Dialysis Does Not Affect Outcomes in Stage IV Cancer Patients Admitted to the Intensive Care Unit with AKI at a Comprehensive Cancer Center

Session Information

  • Onco-Nephrology: Clinical
    November 09, 2019 | Location: Exhibit Hall, Walter E. Washington Convention Center
    Abstract Time: 10:00 AM - 12:00 PM

Category: Onco-Nephrology

  • 1500 Onco-Nephrology

Authors

  • Abudayyeh, Ala, University of Texas MD Anderson Cancer Center, Houston, Texas, United States
  • Abdelrahim, Maen, Houston Methodist Cancer Center, Houston, Texas, United States
  • Song, Juhee, University of Texas MD Anderson Cancer Center, Houston, Texas, United States
  • Mandayam, Sreedhar A., University of Texas MD Anderson Cancer Center, Houston, Texas, United States
  • Nates, Joseph L., University of Texas MD Anderson Cancer Center, Houston, Texas, United States
  • Moss, Alvin H., West Virginia University, Morgantown, West Virginia, United States
Background

In advanced cancer patients, prolongation of life with treatment may incur substantial emotional and financial expense. Since acute kidney injury (AKI) in hospitalized cancer patients is known to be associated with poor survival, we investigated whether dialysis use in the intensive care unit (ICU) was a significant independent predictor of higher mortality or worse outcomes.

Methods

We retrospectively reviewed patients admitted in 2005-2014 who were diagnosed with stage IV solid tumors, had acute kidney injury and a nephrology consult. The main outcomes were survival from ICU admission, inpatient mortality and long-term survival after hospital discharge.

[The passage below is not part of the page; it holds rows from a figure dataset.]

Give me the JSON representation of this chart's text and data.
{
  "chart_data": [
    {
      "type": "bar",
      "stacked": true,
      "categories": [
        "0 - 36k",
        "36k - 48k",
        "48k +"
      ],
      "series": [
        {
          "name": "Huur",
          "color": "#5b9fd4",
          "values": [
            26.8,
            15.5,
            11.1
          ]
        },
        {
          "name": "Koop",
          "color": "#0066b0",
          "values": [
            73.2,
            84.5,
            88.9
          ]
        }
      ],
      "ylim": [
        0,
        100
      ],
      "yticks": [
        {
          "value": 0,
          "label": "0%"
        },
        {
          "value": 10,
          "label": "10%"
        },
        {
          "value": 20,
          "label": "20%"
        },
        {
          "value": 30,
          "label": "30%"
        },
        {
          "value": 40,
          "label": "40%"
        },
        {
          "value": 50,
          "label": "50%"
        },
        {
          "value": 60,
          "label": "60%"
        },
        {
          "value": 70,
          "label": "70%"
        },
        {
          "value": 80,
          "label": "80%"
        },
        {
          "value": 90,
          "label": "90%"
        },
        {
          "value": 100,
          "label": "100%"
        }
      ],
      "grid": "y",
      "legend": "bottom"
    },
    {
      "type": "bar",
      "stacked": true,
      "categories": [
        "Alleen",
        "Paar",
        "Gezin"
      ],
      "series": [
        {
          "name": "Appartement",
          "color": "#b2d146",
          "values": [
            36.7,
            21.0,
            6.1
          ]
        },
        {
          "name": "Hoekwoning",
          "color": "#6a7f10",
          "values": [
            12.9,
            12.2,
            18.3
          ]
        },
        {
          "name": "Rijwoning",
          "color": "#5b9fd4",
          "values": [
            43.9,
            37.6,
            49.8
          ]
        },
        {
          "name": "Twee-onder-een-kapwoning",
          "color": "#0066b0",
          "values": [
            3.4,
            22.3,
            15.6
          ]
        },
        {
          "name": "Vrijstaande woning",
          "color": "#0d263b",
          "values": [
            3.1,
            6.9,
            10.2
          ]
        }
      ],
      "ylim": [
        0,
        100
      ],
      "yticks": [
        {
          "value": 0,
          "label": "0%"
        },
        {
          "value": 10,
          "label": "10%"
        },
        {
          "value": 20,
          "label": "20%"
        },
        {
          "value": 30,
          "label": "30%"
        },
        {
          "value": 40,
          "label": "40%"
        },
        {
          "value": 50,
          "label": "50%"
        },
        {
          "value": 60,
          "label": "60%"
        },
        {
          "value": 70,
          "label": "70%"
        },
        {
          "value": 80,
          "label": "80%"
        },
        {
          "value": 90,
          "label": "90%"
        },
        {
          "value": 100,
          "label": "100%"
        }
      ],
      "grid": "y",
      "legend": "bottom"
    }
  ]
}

Log-rank tests and Cox proportional regression were used to compare survival between dialysis and non-dialysis groups. Propensity score matched landmark survival analyses was performed with two landmark time-points chosen at day 2 and at day 7 from ICU admission.

Results

Of 465 patients, 176 needed renal replacement therapy. Landmark analyses at day 2 and day 7 indicated need for dialysis was not associated with worse mortality during ICU admission (HR, 0.926, p=0.6657), adjusting for age, baseline serum albumin, baseline creatinine, baseline, and baseline max SOFA. In the multivariate logistic regression model after adjusting for baseline serum albumin and baseline maximum SOFA, the patients who received dialysis were not less likely to be discharged alive than non-dialysis patients (p=0.9892). To evaluate the impact of dialysis on longer-term survival we evaluated 189 patients who were discharged alive. There was not a longer-term survival benefit after discharge for patients who received dialysis.

Conclusion

Our study found that receiving dialysis in the ICU did not adversely affect survival to discharge and longer-term survival after discharge for patients with stage IV cancer with AKI. Dialysis itself contributed little harm or benefit to survival after discharge of the patient. Prolongation of suffering with no meaningful longer-term survival should always be included in the shared decision-making discussion prior to reaching a decision about the initiation of dialysis in stage IV cancer patients with acute kidney injury.